DI KALANGAN partai politik pengusung koalisi SBY-Budiyono mulai ada keserahan. Sebuah hasil exit poll yang mengatakan bahwa peran partai pengusung sangat kecil kontribusinya, dan kemenangan SBY-Budiyono lebih ditentukan oleh figure pribadi SBY itu sendiri. Kalangan yang dekat dengan SBY pun belum lama ini mengatakan hal sama. Apakah dengan statemen seperti merupakan tengara bahwa SBY tidak akan memperhitungkan posisisi partai pengusung dalam pembagian kursi kabinet kelak, dan lebih banyak menempatkan kalangan professional dalam komposisi kabinetnya atau zaken cabinet? Dengan demikian ke depan, komposisi cabinet akan sedikit diisi oleh kalangan politisi dari partai pengusung sebaliknya, akan lebih banyak diisi oleh kalangan professional yang ahli dalam bidangnya masing-masing.

Bisa jadi oleh karena gelegat itu, partai yang bergabung dalam koalisi pengusung SBY-Budiyono belakangan ini pagi-pagi sudah mulai menyodorkan nama dan mengingatkan kontrak politik yang sebelumnya telah dibuat. Kalangan dekat SBY sendiri, menjawab tuntutan seperti sangat normative sebagai terlalu pagi karena proses PILPRES belum selesai. Alasan yang pamungkas yang mungkin akan dikemukakan nanti adalah soal cabinet adalah hak fereogative atau bukan system parlementer.

Dari awal memang, soal pembagian kursi kabinet tidak pernah dipublikasikan secara terbuka oleh masing-masing pasangan Capres dan Cawapres peserta PILPRES 2009. Bukan suatu yang mengejutkan memang, karena sejak era sebelumnya pun demikian. Dari sudut pemilih memang menjadi tidak jelas, bagaimanapun juga, figure Capres dan Cawapres bukan segalanya, akan lebih ditentukan oleh para pembantu-pembantunya dalam mengawal penerapan kebijakan dan prakteknya pada masa yang akan datang. Dari sudut pandang partai pengusung, memang menjadi mendebarkan.

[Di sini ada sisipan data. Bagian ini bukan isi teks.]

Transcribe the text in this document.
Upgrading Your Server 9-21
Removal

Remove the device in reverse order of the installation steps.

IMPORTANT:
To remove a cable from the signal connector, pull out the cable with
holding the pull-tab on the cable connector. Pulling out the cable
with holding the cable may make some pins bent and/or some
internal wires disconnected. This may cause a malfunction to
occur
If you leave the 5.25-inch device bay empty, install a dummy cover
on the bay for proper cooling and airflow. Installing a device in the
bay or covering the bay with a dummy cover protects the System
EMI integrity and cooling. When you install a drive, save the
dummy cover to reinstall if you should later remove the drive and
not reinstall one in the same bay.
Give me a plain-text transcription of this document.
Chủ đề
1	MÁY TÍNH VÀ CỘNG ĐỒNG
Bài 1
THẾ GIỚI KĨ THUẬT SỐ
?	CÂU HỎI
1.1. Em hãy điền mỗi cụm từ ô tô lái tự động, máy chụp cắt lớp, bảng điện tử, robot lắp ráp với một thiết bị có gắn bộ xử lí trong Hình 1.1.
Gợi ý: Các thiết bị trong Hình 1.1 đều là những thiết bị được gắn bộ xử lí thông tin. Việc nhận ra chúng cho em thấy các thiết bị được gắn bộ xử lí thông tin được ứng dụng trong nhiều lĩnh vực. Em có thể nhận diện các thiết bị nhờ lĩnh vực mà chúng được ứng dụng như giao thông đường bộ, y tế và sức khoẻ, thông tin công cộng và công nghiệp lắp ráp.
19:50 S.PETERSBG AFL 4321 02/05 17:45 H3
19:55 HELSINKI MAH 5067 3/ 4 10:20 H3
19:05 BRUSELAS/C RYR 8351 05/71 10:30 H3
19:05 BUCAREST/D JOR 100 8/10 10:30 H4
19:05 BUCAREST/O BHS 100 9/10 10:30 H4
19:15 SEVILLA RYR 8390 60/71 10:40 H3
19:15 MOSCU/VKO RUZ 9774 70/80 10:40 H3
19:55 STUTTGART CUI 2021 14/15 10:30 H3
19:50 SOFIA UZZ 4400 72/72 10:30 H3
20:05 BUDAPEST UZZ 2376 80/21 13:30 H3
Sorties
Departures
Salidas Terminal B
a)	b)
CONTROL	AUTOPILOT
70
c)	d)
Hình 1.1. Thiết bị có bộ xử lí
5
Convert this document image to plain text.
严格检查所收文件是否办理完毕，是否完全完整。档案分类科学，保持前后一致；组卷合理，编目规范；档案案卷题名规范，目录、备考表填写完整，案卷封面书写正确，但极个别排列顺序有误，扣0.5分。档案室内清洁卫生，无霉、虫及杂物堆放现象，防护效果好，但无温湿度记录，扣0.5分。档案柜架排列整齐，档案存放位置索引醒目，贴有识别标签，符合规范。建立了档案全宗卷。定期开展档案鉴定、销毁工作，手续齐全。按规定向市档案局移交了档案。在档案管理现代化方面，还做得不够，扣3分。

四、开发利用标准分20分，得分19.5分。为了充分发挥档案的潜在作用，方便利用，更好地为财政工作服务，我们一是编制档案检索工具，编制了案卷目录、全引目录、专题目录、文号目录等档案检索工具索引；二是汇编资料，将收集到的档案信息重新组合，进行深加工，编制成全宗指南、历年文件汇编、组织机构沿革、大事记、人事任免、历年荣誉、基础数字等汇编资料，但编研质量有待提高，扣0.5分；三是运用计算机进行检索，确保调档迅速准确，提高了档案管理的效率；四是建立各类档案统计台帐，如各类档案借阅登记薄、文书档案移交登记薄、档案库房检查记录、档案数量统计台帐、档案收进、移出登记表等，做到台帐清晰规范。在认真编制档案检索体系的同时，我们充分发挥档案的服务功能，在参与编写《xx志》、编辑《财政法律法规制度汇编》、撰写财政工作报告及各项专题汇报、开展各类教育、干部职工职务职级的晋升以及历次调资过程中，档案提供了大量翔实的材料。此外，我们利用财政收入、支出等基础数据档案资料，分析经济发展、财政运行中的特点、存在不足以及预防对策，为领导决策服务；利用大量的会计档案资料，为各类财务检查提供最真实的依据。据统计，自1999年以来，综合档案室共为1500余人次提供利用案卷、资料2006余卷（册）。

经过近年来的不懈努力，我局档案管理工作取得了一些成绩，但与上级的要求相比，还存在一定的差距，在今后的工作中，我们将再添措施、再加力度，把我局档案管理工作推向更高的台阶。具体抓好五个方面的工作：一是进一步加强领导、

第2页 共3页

Lebih-lebih kontrak politik yang dilakukan itu tertutup dan juga rawan dan sangat mungkin untuk tidak dipenuhi dengan pertimbangan-pertimbangan tertentu pula.

*****
ADALAH PKS, anggota peserta koalisi pengusung SBY-Budiyono yang paling awal menyodorkan nama-nama yang akan diusulkan masuk ke dalam barisan cabinet SBY-Budiyono Periode 2009-2014. Alasan yang dikemukakan ke public adalah, PKS hendak mengingatkan kontrak politik yang dibuat dengan SBY sebelum secara resmi menjadi pengusung.

Ekspresi PKS itu, bisa merupakan signal kepada SBY-Budiono bahwa ada kontrak politik yang ditandatangi kedua belah pihak terkait soal koalisi politik. Keberanian PKS itu, memang sempat mendapat cibiran di sana-sini, khusunya di jaringan sosial seperti Face Book. Saya sendiri, awalnya termasuk orang yang tak habis mengerti dengan langkah PKS yang menuntut jatah kursi pada saat proses PILPRES belum tuntas.

Belakangan baru menyadari, kesesahan itu tidak hanya pada PKS. Secara diam-diam anggota partai pengusungpun mengalami hal yang sama, hanya ekspresinya yang berbeda-beda. Jika PKS tegas atau terus terang, sementara yang lain dikemukakan secara halus.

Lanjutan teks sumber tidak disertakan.